The same report notes he produced a BIP-110–compliant version that was larger, suggesting certain restrictions could unintentionally increase on-chain footprint. That outcome supports a policy concern often raised in protocol governance: narrow bans risk shifting usage to costlier or less transparent vectors rather than eliminating it.
Arbitrary data embedding without OPRETURN, Taproot, or OPIF
The demonstration reportedly avoided common carriers targeted by BIP-110, no OPRETURN, no Taproot, and no OPIF, while still fitting the 66 KB image into a single transaction, as reported by The Block. If restrictions only enumerate a subset of script paths or data pushes, motivated users may reroute payloads through remaining standard avenues.
The report also underscores a broader technical dynamic: when consensus rules constrain specific opcodes or encumbrances, embeddings can become a cat-and-mouse problem, potentially migrating to fields that are more resource-intensive for node operators. From a risk perspective, that migration can raise storage and bandwidth demands without resolving content concerns.
Critics of BIP-110 warn that content-based filtering at the consensus layer risks weakening Bitcoin’s neutrality and precedent discipline. “Filtering at consensus can set \"dangerous precedents\",” said Adam Back, CEO of Blockstream, as reported by Cointelegraph.
55% miner activation threshold, neutrality, and user safety
Debate over BIP-110’s proposed 55% miner activation threshold centers on whether such a low bar could fragment consensus or create user hazards if parts of the network diverge, according to Bitget. In soft-fork contexts, partial activation can introduce edge cases for transaction relay, wallet behavior, and perceived finality, which critics argue undermines user safety.

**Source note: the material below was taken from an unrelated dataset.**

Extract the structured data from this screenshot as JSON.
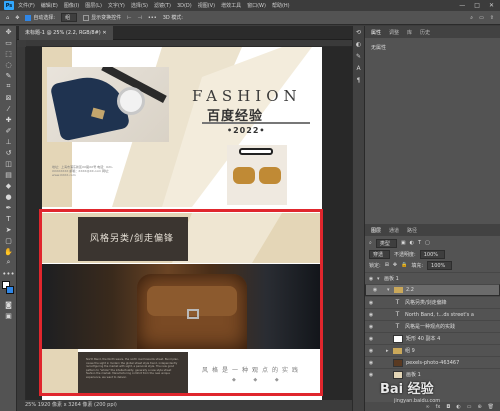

Separately, neutrality and censorship resistance remain core to Bitcoin’s design, and institutional commentary highlights that filtering “spam” at the protocol level can become a slippery standard, according to Mexc. The same analysis flags node-operator exposure, higher storage and bandwidth burdens and potential legal risks tied to hosting non-financial data, suggesting that any policy trade-off should be weighed against operational costs and jurisdictional uncertainty.